MISO’s developer announcement on the Deadend-to-Tremval project comes as the Wisconsin State Assembly and Senate decided last month not to act on a bill that would have installed a right of first refusal in the state for incumbent utilities to build transmission lines.  

IMM Criticizes MISO’s Modeling Software Used for Long-range Tx Planning

MISO’s Independent Market Monitor is condemning the modeling software MISO uses to plan its second long-range transmission portfolio.

MISO held another long-range transmission planning (LRTP) workshop Dec. 1, during which it rehashed its analyses pointing to a need for more backbone transmission. Meanwhile, IMM David Patton criticized the resource expansion tool MISO uses to plan transmission as unsophisticated and not up to the job of helping develop a collection of multibillion-dollar transmission lines.

Patton said MISO’s modeling software continues to decide to hypothetically “build an enormous amount of generation that goes beyond states’ plans,” distorting the amount of new transmission facilities needed in the future.

He said MISO’s capacity expansion tool used in modeling, the Electric Generation Expansion Analysis System (EGEAS), might not be the best fit to plan LRTP portfolios. Patton said EGEAS prioritizes economics above all, choosing to add intermittent renewable energy and ignore the reliability benefits and attractive higher capacity accreditations of battery storage and hybrid resources.

Patton said MISO should test transmission projects under different sensitivity cases before moving ahead with recommendations.

“The LRTP is not a generation expansion plan. It’s a transmission expansion plan,” WEC Energy Group’s Chris Plante said, requesting that MISO run a sensitivity that doesn’t use EGEAS’s resource expansion predictions.

Patton has said MISO is at risk of overbuilding the system because it’s overestimating renewable additions and baseload generation retirements while undercounting future battery storage and natural gas additions. (See MISO Promises Analyses on Long-range Tx; Stakeholders Divided on IMM Involvement.)

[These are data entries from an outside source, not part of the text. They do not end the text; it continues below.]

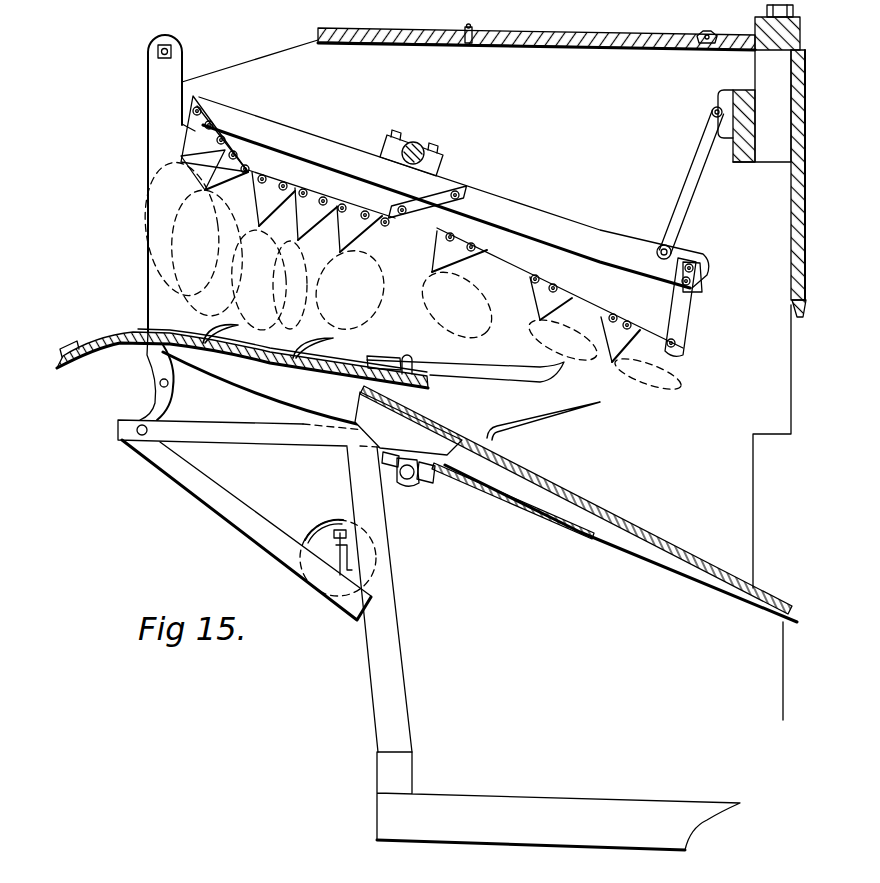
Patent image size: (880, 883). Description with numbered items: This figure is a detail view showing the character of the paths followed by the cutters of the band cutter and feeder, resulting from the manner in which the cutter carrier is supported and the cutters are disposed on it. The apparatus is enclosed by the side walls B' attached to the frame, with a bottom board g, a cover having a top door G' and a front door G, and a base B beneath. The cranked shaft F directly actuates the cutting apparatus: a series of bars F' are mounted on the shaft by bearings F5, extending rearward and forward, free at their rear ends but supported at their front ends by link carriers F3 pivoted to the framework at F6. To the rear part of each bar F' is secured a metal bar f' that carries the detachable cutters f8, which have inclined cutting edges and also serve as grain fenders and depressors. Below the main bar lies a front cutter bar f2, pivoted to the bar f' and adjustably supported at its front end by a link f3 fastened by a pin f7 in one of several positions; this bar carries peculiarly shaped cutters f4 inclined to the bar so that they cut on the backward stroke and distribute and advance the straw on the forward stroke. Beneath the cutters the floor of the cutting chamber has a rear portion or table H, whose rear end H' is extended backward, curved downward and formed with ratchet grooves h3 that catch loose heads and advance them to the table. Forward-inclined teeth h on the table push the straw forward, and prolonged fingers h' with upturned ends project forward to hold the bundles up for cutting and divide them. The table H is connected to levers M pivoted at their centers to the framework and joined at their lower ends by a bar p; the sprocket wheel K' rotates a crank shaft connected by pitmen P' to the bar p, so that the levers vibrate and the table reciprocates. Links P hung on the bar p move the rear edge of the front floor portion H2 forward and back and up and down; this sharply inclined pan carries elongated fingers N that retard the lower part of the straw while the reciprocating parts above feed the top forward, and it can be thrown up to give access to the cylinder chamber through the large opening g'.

The side wall B' is at (469, 377).
The top door G' is at (536, 26).
The front door G is at (779, 161).
The pivot of link carrier F6 is at (712, 113).
The link carrier F3 is at (673, 199).
The bar F' is at (454, 192).
The detachable cutter f8 is at (192, 147).
The metal bar f' is at (440, 211).
The front cutter bar f2 is at (255, 203).
The cutter f4 is at (551, 279).
The bearing F5 is at (432, 166).
The shaft F is at (436, 160).
The pin f7 is at (698, 281).
The link f3 is at (677, 314).
The rear end of table H' is at (225, 361).
The rear floor portion / table H is at (282, 346).
The ratchet groove h3 is at (87, 347).
The tooth h is at (251, 354).
The prolonged finger h' is at (465, 362).
The lever M is at (148, 400).
The link P is at (275, 453).
The shaft or bar p is at (137, 438).
The pitman P' is at (246, 530).
The sprocket wheel K' is at (334, 546).
The elongated finger N is at (522, 425).
The front floor portion H2 is at (591, 506).
The bottom board g is at (513, 501).
The opening g' is at (480, 487).
The base beam B is at (543, 648).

Minnesota Public Utilities Commission staff member Hwikwon Ham thanked MISO for not trying to assume the role of resource planner and not second-guessing utilities’ and states’ resource planning and decarbonization goals.

“When a utility makes those announcements, they’re not making those announcements for fun,” Ham said, adding that intensive analysis goes into resource plans.

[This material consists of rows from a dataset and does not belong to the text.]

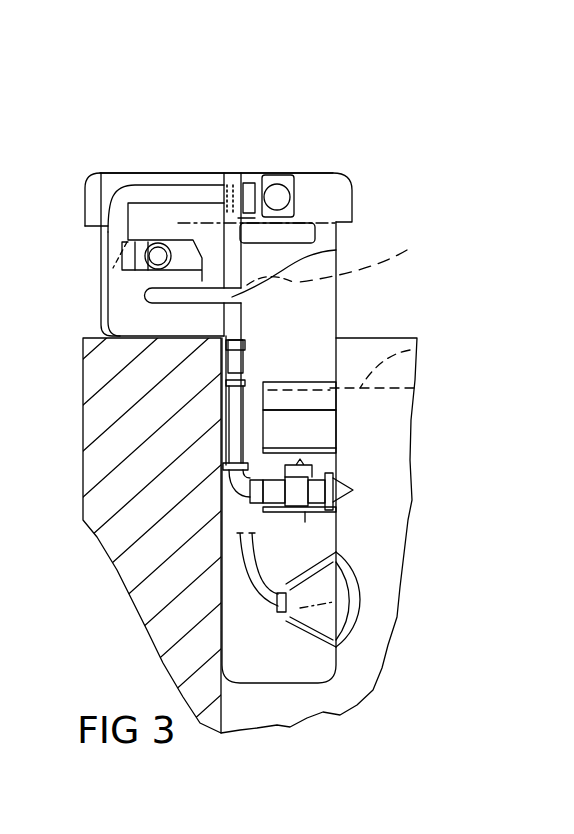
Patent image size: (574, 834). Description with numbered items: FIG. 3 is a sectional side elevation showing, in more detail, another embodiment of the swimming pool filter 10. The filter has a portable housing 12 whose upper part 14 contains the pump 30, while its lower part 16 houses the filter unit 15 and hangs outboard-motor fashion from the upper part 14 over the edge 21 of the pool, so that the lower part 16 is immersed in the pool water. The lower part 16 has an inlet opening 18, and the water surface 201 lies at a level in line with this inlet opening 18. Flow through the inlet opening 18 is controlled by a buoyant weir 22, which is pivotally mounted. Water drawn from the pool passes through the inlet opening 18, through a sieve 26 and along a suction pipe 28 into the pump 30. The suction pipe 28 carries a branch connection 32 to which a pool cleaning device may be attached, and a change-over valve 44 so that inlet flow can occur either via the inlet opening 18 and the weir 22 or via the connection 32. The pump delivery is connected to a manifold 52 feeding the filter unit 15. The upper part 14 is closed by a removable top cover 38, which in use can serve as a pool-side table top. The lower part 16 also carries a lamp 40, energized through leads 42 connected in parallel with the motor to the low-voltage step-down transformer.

The filter 10 is at (285, 83).
The portable housing 12 is at (360, 202).
The upper part 14 is at (88, 252).
The filter unit 15 is at (405, 255).
The lower part 16 is at (352, 297).
The inlet opening 18 is at (347, 415).
The surface 201 is at (410, 353).
The edge 21 is at (213, 343).
The buoyant weir 22 is at (331, 388).
The sieve 26 is at (282, 447).
The suction pipe 28 is at (333, 250).
The pump 30 is at (132, 310).
The branch connection 32 is at (360, 485).
The top cover 38 is at (297, 168).
The lamp 40 is at (363, 608).
The leads 42 is at (243, 572).
The change-over valve 44 is at (307, 516).
The manifold 52 is at (277, 193).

MISO Vice President of System Planning Aubrey Johnson said MISO continues to hold discussions with the Independent Market Monitor about his vision of resource expansion in MISO.

“I think we have some different views about EGEAS and modeling tools,” Johnson said.

Johnson said MISO will strive to build a portfolio of the least-cost solutions that work under a variety of scenarios, including a smaller-sized resource expansion.

Last month, MISO said it found significant overloads, voltage violations and congestion on the system absent a second LRTP portfolio when it applied its envisioned 2042 resource mix in studies. Those conclusions stemmed from MISO’s initial economic and reliability analyses under its second LRTP portfolio. (See MISO Says Overloads and Congestion Loom Without 2nd Long-range Tx Portfolio.)

MISO’s reveal of which lines it may pursue is pending. Results from the economic and reliability analyses will set the stage for which lines MISO will recommend.

MISO will host additional LRTP workshops Jan. 26 and March 15. It will open an LRTP submission window for stakeholders to suggest project needs in late January.

Executive Director of Transmission Planning Laura Rauch said the grid operator is reassessing its goal to finalize the second LRTP portfolio for approval in the first half of 2024. Rauch said if it appears MISO’s recommended portfolio needs more “robustness testing,” MISO will take time to conduct more analyses.